La Cour étant composée de Monsieur Didier DE SEQUEIRA, Président de chambre, de Madame Géraldine VOISIN et de Madame Stéphanie GASNIER, Conseillers, assistés de Madame Line MALLEVERGNE, Greffier. A cette audience, Madame Stéphanie GASNIER, Conseiller, a été entendue en son rapport, les avocats sont intervenus au soutien des intérêts de leurs clients.
Puis Monsieur Didier DE SEQUEIRA, Président de chambre, a donné avis aux parties que la décision serait rendue le 26 Mars 2026 par mise à disposition au greffe de la cour, après en avoir délibéré conformément à la loi.
— --==oO§Oo==---
LA COUR
EXPOSE DU LITIGE
Faits et procédure
Les époux, [U], [V] et, [H], [O], séparés de biens, sont respectivement décédés les, [Date décès 1] 2021 et, [Date décès 2] 2022. Le couple n’avait pas d’enfant commun, mais M., [H], [O] laissait pour lui succéder ses trois enfants,, [Z],, [M] et, [Y], [O], issus d’une précédente union.
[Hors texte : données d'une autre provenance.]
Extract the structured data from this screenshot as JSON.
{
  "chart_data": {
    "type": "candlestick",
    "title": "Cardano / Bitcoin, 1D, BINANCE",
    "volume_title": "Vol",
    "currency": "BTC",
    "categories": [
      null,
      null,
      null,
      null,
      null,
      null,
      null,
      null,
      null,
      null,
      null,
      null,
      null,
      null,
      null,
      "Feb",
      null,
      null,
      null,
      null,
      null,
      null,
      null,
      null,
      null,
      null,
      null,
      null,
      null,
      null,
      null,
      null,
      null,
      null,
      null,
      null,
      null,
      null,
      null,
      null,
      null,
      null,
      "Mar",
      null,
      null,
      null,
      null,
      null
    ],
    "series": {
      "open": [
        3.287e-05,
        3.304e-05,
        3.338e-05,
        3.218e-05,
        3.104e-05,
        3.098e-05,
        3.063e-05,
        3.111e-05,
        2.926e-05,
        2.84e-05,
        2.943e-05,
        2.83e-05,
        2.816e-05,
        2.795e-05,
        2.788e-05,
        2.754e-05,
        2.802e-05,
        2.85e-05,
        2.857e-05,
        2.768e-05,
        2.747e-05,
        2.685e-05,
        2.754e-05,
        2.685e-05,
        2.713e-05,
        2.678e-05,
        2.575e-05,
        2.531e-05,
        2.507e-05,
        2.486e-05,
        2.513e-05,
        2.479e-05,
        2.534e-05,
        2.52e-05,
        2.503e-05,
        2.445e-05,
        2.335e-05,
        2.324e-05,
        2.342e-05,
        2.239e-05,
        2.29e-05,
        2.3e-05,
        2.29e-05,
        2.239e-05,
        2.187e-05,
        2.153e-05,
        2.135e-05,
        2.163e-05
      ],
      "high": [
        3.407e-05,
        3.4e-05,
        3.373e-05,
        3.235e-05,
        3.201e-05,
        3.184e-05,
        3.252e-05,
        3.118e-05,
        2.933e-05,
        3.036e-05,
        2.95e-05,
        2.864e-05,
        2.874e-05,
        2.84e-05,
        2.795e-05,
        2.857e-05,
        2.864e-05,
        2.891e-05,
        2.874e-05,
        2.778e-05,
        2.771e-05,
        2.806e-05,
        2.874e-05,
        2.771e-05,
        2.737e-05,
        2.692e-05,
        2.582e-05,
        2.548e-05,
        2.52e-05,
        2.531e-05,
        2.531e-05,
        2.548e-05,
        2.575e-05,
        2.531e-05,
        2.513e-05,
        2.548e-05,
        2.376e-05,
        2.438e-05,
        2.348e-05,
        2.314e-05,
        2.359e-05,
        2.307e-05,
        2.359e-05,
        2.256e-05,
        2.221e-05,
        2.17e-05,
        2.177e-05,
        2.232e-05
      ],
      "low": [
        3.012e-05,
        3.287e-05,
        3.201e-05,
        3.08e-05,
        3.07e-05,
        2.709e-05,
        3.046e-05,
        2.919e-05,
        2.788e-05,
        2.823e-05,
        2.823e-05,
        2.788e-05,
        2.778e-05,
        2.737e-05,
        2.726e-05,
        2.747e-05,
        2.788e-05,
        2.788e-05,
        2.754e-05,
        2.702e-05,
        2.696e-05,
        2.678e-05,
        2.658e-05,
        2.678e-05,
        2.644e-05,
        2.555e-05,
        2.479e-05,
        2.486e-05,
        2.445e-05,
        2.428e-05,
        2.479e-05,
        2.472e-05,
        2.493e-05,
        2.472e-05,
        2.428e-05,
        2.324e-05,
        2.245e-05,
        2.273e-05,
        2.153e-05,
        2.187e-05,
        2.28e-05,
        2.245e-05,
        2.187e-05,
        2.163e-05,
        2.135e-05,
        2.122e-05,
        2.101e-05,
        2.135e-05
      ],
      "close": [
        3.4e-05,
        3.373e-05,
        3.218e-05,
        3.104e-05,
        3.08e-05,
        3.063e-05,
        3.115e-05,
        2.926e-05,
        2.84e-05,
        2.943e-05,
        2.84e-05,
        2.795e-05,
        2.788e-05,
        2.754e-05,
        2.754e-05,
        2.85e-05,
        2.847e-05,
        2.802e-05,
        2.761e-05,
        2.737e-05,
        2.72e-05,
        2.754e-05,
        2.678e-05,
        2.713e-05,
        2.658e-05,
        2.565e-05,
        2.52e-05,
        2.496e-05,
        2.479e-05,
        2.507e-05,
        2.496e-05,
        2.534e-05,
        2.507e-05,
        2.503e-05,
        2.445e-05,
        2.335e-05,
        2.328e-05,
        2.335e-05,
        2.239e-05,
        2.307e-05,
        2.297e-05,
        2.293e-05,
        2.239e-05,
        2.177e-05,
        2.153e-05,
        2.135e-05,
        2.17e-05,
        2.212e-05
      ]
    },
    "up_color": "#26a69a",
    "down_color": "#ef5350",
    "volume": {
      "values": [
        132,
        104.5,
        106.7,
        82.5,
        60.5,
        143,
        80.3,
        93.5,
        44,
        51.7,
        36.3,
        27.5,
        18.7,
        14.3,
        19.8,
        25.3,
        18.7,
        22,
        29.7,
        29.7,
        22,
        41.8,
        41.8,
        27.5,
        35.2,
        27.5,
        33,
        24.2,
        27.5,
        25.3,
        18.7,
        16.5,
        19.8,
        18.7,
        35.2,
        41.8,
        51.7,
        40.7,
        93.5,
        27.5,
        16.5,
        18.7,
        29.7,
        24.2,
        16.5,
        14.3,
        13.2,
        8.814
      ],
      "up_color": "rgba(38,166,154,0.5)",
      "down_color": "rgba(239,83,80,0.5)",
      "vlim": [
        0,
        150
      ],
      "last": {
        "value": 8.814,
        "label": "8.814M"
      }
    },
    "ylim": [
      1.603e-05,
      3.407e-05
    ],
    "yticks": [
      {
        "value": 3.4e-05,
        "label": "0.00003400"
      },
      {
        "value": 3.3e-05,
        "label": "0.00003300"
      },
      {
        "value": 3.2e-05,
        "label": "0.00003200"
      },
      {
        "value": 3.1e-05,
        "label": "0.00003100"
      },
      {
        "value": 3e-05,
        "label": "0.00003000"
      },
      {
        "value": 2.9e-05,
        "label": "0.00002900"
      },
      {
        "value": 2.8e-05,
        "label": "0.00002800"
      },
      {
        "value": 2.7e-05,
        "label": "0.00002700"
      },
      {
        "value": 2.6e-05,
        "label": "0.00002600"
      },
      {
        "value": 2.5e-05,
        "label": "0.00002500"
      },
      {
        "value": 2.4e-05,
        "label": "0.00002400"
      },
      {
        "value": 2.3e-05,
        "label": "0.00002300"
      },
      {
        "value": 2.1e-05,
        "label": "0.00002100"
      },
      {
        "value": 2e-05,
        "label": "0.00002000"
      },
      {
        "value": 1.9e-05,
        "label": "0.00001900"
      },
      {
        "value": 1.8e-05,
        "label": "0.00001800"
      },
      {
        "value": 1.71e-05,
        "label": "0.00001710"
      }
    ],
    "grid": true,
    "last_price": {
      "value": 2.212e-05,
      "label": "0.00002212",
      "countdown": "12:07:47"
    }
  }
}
Mme, [U], [V] décédée le, [Date décès 1] 2021, avait par testaments des 25 janvier 2006 et 13 février 2006 institué légataire universelle sa soeur Mme, [P], [V], à laquelle elle léguait 'tous les biens et droits qui composeront ma succession au jour de mon décès, sans exception ni réserve’ avec la précision : 'je prive mon époux, [X], [F], [O] de tout droit dans ma succession'. M., [H], [O] avait lui aussi, par testament du 30 novembre 2021, institué légataire universelle sa belle-soeur Mme, [P], [V] : 'je désigne ce jour comme légataire ma belle-soeur, [P], [V]… Je souhaite que rien de personnel ne soit transmis par elle à mes enfants héritiers ou à mes frères et soeurs. Ceci concerne la quotité disponible de ma succession'.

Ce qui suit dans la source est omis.